Lymphoma Clinical Trial
Official title:
MT2007-12 Allogeneic Natural Killer Cells With Rituximab in Patients With CD20 Positive Relapsed Non-Hodgkin Lymphoma or Chronic Lymphocytic Leukemia. Strategies to Increase Sensitivity of CLL Tumor Cells to Natural Killer Cell-Immune-Mediated Cytolysis
RATIONALE: Aldesleukin may stimulate natural killer cells to kill cancer cells. Treating
natural killer cells with aldesleukin in the laboratory may help the natural killer cells
kill more cancer cells when they are put back in the body. Giving monoclonal antibodies, such
as rituximab, and chemotherapy drugs, such as fludarabine and cyclophosphamide, before a
donor natural killer cell infusion helps stop the growth of cancer cells. It also helps stop
the patient's immune system from rejecting the donor's stem cells.

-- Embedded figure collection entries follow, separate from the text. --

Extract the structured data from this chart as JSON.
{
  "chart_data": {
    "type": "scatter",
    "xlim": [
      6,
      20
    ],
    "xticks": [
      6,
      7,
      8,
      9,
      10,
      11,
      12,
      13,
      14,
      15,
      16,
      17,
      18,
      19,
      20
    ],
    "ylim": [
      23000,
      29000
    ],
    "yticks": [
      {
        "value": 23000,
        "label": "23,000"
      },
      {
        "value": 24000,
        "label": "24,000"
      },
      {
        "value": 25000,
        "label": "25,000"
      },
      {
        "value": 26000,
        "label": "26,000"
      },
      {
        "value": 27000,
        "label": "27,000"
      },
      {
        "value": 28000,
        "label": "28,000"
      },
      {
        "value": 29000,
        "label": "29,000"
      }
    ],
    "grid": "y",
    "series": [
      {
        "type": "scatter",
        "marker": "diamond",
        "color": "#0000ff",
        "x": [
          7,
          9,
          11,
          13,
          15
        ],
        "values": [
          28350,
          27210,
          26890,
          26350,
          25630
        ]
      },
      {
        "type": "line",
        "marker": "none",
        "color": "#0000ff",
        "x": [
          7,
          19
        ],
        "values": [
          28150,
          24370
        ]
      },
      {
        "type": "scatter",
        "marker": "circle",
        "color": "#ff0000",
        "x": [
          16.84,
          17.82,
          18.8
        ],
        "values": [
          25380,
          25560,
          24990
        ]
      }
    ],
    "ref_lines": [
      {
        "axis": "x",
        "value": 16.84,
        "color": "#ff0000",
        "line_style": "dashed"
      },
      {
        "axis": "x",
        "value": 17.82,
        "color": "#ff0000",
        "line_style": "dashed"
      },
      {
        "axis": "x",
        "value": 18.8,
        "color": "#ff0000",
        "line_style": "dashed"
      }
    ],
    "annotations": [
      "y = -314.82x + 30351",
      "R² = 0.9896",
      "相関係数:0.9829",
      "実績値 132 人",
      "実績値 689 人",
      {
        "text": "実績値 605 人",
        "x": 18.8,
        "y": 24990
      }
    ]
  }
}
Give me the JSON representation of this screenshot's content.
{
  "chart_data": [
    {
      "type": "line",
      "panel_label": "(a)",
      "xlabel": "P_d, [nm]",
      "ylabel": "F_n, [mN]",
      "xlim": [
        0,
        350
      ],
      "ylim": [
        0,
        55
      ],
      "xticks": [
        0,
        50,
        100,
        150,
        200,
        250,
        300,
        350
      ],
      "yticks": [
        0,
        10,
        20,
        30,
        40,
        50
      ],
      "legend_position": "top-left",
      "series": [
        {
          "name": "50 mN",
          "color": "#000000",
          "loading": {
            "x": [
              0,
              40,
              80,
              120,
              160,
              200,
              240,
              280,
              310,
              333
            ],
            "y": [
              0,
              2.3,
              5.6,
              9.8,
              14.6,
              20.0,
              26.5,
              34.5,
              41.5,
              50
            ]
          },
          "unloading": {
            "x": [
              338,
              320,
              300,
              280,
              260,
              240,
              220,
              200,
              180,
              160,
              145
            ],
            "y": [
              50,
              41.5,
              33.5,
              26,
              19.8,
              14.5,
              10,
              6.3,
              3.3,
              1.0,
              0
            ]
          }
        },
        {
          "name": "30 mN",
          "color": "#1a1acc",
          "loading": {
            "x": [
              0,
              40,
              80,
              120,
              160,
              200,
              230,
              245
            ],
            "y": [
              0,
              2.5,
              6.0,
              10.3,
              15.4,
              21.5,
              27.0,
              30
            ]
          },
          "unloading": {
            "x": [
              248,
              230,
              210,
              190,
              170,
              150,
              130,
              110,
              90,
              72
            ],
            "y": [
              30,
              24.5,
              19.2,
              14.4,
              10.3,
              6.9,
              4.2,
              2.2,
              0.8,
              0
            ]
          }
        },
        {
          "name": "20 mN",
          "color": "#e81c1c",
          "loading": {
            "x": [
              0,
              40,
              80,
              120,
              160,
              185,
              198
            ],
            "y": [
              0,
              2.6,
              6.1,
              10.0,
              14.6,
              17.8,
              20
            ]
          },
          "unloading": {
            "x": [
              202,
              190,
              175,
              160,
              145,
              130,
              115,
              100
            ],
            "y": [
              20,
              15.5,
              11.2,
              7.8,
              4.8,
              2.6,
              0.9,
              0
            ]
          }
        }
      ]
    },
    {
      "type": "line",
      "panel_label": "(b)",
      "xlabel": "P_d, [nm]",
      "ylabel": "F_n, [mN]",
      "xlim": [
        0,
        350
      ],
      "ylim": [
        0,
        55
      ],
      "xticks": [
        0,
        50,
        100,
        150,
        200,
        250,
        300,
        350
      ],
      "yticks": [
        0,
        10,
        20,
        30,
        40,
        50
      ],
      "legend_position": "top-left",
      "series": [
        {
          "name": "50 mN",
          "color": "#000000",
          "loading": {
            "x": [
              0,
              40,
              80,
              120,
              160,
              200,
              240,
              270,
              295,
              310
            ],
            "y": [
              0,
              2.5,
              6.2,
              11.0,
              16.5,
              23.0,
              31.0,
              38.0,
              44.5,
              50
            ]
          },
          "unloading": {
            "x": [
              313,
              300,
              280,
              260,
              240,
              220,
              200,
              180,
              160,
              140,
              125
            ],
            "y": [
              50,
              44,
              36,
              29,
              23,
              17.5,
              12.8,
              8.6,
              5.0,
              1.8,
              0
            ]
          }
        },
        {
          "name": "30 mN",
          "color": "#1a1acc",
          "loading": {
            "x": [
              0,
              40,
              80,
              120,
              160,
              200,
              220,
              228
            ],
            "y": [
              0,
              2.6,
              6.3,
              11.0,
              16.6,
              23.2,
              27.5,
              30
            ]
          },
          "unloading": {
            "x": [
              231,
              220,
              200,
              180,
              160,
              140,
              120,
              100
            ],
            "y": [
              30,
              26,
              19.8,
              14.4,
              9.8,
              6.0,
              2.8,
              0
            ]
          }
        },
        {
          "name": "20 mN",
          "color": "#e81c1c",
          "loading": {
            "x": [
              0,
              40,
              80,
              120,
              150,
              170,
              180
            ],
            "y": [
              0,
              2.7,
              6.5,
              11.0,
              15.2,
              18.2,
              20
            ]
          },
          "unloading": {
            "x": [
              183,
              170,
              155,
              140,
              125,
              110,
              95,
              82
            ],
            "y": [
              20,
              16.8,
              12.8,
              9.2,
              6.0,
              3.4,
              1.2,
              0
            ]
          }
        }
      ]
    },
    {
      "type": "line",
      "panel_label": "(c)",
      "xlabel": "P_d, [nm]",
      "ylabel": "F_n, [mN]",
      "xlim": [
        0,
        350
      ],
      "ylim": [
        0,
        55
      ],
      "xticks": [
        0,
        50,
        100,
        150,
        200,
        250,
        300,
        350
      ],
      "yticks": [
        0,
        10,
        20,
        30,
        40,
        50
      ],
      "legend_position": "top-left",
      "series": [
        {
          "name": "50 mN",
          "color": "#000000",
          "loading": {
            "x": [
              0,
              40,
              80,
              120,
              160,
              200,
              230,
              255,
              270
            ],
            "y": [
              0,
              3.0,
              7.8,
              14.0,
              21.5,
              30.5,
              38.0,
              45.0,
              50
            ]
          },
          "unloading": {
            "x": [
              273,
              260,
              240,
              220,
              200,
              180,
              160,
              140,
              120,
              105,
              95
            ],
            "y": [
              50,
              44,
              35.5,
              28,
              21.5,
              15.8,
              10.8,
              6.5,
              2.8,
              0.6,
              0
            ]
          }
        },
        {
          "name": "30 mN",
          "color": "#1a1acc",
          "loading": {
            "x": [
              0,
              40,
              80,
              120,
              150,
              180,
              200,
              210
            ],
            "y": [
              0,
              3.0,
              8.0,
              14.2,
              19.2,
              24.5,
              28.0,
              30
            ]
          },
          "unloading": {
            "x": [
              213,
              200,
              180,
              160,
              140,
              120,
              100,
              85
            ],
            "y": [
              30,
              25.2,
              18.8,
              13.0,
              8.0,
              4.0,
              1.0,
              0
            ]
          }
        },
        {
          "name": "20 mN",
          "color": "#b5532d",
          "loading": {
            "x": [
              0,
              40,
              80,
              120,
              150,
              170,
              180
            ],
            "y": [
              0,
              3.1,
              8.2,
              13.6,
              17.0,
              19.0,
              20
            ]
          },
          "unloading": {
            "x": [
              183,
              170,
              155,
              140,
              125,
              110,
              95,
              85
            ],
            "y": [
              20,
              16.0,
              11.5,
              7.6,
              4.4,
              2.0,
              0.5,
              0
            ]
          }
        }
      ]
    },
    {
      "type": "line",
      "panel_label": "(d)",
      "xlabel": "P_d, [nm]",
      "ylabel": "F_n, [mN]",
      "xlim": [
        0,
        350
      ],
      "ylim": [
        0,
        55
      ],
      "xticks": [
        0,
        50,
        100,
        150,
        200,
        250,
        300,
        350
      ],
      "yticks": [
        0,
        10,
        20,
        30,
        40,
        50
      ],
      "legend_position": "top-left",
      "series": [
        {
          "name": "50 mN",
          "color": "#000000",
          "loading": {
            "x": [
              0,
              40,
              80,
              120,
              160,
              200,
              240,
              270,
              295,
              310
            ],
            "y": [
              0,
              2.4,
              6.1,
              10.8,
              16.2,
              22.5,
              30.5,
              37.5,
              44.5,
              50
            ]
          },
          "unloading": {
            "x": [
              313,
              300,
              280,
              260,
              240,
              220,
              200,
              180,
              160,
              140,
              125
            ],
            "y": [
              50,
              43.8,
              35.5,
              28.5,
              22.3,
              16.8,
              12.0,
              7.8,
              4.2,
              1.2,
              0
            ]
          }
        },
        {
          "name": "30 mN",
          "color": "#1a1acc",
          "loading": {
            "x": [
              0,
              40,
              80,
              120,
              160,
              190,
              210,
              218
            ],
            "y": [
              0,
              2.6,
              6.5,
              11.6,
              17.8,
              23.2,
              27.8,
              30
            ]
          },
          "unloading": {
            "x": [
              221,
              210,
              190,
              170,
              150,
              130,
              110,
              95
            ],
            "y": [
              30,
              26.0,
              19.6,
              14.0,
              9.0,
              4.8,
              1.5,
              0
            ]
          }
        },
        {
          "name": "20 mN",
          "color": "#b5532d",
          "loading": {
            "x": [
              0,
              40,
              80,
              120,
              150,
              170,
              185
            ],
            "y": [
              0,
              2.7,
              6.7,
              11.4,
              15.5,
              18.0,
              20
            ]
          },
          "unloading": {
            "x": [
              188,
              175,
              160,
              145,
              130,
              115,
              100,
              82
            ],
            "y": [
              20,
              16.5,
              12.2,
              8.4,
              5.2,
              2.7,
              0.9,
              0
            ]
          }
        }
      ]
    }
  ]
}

PURPOSE: This phase I/II trial is studying how well giving rituximab and chemotherapy
followed by a donor natural killer cell infusion that has been treated in the laboratory with
aldesleukin followed by aldesleukin works in treating patients with non-Hodgkin lymphoma or
chronic lymphocytic leukemia.
OBJECTIVES:
Primary
- To determine if allogeneic natural killer (NK) cells infused following
chemoimmunotherapy can be safely expanded in vivo with aldesleukin.
Secondary
- To determine if interleukin-15 production at day 0 correlates with NK cells expansion.
- To determine overall response rate at 3 months.
- To determine time to progression and overall survival.
- To characterize the quantitative and qualitative toxicities of this treatment plan.
- To determine the incidence of donor products that do not meet release criteria and the
NK cell numbers infused.
- To correlate clinical response with donor/recipient KIR ligand matching status, FcG
receptor 3A genotype, and NK cells phenotype and function
- To determine pharmacodynamic and pharmacogenomic markers and correlate them with NK cell
expansion and disease response.
OUTLINE:
- Conditioning regimen: Patients receive rituximab intravenously (IV) over 6-8 hours on
days -8, -1, 6, and 13; fludarabine IV on days -6 to -2; and cyclophosphamide IV on day
-5.
- Allogeneic natural killer (NK) cell administration: Patients receive
aldesleukin-activated haploidentical NK cells IV over less than 1 hour on day 0. Within
4 hours after allogeneic NK cell infusion, patients receive aldesleukin subcutaneously
(SC) 3 times a week for 6 doses. Patients also receive filgrastim (G-CSF) SC beginning
on day 14 and continuing until absolute neutrophil count (ANC) is > 2,500/mm³ for 2
consecutive days.
Patients who achieve a complete or partial response at 28 days are eligible for allogeneic
stem cell transplantation. Patients who achieve initial response at 3 months, clinically
benefit from treatment, but subsequently relapse are eligible for retreatment provided all
eligibility criteria are met.
Blood samples are collected periodically for correlative laboratory studies. Patients with
chronic lymphocytic leukemia (CLL) also undergo bone marrow aspiration periodically for
correlative laboratory studies.
After completion of study treatment, patients are followed periodically for up to 1 year.